Historiquement, le film est important car c'est le premier Ozu typiquement Ozu, au sens où tous les films ultérieurs ressembleront fortement à celui-ci, qui est un peu leur modèle à tous. Au plan du plaisir immédiat qu'on y trouve, je garde en tête les fureurs incroyablement expressives de Setsuko Hara lorsqu'elle apprend le remariage de son père (ces plans sont l'image même de l'expression "fusiller du regard") et cette quasi indécente déclaration d'amour de la fille au père sur le thème "je ne veux pas te quitter" - qu'on croirait directement issue des fantasmes d'un père incestueux.
À vingt-sept printemps, il est temps d'aller de l'avant !
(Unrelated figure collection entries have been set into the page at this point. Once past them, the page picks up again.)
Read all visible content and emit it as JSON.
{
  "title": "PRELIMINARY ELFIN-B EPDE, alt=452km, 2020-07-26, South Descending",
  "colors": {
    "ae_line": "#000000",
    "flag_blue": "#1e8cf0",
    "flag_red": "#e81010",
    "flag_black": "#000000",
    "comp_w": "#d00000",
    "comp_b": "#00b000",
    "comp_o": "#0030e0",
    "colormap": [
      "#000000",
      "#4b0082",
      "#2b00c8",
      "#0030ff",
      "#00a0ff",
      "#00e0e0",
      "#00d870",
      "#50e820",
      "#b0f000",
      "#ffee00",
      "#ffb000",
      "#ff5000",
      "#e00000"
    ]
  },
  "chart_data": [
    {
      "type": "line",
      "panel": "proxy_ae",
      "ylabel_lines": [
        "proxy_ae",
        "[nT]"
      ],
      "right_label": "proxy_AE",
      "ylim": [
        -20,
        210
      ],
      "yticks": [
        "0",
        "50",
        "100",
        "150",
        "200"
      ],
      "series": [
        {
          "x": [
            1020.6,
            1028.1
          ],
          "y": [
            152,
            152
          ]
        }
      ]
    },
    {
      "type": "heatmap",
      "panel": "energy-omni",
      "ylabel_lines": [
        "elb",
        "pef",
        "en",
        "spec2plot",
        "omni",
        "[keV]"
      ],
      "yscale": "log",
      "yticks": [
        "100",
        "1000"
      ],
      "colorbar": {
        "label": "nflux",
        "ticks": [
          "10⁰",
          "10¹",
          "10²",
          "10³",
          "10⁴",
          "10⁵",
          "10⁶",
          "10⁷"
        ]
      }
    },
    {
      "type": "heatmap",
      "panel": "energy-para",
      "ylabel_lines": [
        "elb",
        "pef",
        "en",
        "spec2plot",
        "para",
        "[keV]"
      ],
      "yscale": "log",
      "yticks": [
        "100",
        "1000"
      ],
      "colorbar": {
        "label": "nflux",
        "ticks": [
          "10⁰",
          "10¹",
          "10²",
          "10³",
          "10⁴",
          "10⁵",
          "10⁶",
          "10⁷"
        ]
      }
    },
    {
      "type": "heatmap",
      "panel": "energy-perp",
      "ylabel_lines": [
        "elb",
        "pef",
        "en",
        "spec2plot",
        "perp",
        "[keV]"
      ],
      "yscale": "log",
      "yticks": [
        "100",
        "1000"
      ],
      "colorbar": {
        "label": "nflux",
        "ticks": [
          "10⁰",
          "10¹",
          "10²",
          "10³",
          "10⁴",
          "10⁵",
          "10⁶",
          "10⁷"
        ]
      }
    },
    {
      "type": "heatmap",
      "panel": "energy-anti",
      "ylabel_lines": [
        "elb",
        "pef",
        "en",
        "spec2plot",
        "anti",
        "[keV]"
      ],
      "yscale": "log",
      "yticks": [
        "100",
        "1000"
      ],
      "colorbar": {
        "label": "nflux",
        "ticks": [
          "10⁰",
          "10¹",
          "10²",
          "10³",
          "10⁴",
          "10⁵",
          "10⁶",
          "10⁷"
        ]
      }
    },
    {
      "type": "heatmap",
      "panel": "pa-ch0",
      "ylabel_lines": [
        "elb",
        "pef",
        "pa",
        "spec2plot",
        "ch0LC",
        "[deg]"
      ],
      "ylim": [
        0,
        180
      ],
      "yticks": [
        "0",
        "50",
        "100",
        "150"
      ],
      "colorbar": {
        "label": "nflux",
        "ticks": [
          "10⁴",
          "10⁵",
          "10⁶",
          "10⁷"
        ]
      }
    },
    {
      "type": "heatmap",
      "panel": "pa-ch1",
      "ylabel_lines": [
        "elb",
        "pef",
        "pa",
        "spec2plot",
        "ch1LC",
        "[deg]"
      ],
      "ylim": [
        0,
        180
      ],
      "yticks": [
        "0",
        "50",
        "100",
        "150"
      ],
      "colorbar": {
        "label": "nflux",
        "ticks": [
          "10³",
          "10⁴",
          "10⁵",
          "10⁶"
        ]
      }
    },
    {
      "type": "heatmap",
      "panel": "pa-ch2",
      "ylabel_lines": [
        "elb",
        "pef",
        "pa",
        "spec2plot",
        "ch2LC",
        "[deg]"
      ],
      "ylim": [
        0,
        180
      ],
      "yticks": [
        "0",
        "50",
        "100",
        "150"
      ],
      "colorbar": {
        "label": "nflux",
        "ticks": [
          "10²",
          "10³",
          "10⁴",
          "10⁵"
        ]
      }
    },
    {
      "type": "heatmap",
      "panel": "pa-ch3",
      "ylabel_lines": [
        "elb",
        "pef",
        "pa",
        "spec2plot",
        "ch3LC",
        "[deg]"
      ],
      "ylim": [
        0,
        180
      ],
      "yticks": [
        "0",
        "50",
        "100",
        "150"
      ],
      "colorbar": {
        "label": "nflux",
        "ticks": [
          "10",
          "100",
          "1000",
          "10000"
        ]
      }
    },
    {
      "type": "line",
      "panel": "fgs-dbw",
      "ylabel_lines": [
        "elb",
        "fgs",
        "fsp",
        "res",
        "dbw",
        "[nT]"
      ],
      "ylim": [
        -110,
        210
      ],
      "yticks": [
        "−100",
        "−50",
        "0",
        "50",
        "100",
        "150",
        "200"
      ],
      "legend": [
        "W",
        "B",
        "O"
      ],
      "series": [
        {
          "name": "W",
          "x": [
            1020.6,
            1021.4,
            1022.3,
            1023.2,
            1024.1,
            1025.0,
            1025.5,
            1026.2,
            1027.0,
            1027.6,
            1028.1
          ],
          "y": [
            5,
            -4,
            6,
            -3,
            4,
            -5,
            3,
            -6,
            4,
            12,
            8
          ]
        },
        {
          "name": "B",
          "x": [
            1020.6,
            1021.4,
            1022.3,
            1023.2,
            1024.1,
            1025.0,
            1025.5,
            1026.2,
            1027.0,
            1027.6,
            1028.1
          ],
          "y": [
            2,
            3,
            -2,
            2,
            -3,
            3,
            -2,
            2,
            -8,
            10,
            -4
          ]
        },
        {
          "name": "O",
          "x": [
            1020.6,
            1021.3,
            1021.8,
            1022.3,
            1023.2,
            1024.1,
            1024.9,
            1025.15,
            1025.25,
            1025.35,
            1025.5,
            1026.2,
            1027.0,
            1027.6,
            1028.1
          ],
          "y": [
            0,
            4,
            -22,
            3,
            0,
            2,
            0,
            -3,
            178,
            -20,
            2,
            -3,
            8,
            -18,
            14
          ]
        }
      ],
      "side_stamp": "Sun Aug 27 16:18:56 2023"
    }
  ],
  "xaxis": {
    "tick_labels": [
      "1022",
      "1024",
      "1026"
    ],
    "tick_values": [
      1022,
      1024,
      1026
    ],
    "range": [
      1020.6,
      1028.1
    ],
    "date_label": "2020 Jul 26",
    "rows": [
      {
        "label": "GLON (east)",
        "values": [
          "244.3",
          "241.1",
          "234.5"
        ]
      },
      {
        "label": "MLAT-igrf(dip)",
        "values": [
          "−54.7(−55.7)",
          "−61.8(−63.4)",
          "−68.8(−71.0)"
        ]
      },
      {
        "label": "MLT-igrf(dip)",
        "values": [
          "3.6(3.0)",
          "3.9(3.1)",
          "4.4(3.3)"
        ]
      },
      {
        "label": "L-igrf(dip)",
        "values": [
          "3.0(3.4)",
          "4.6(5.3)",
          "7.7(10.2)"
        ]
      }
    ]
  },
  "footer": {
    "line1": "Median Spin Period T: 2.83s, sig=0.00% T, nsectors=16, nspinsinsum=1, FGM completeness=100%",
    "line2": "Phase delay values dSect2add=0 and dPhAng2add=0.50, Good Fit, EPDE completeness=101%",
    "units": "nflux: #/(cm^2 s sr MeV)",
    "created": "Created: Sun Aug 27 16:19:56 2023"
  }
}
Nul besoin de présenter ce film qui inaugure le cycle des grands Ozu et reste le chef-d'œuvre du réalisateur aux yeux des cinéphiles japonais. Les quelque dix long-métrages suivants du maître en seront presque tous des moutures, et ce pour un résultat souvent remarquable car comme on l'a si bien dit ici-même, voir un Ozu c'est comme aller toujours dans le même restaurant en sachant que la cuisine ne déçoit jamais. Si ce
Printemps Tardif n'a sans doute pas encore l'homogénéité parfaite des derniers opus du metteur en scène, il possède en contrepartie un entrain et une spontanéité qui feront un brin défaut à ceux-là. Et puis il y a Setsuko Hara, belle, juvénile et rayonnante, qu'Ozu filme pour la première fois et qu'il n'a peut-être jamais mieux filmée. Un bien grand merci au cuistot.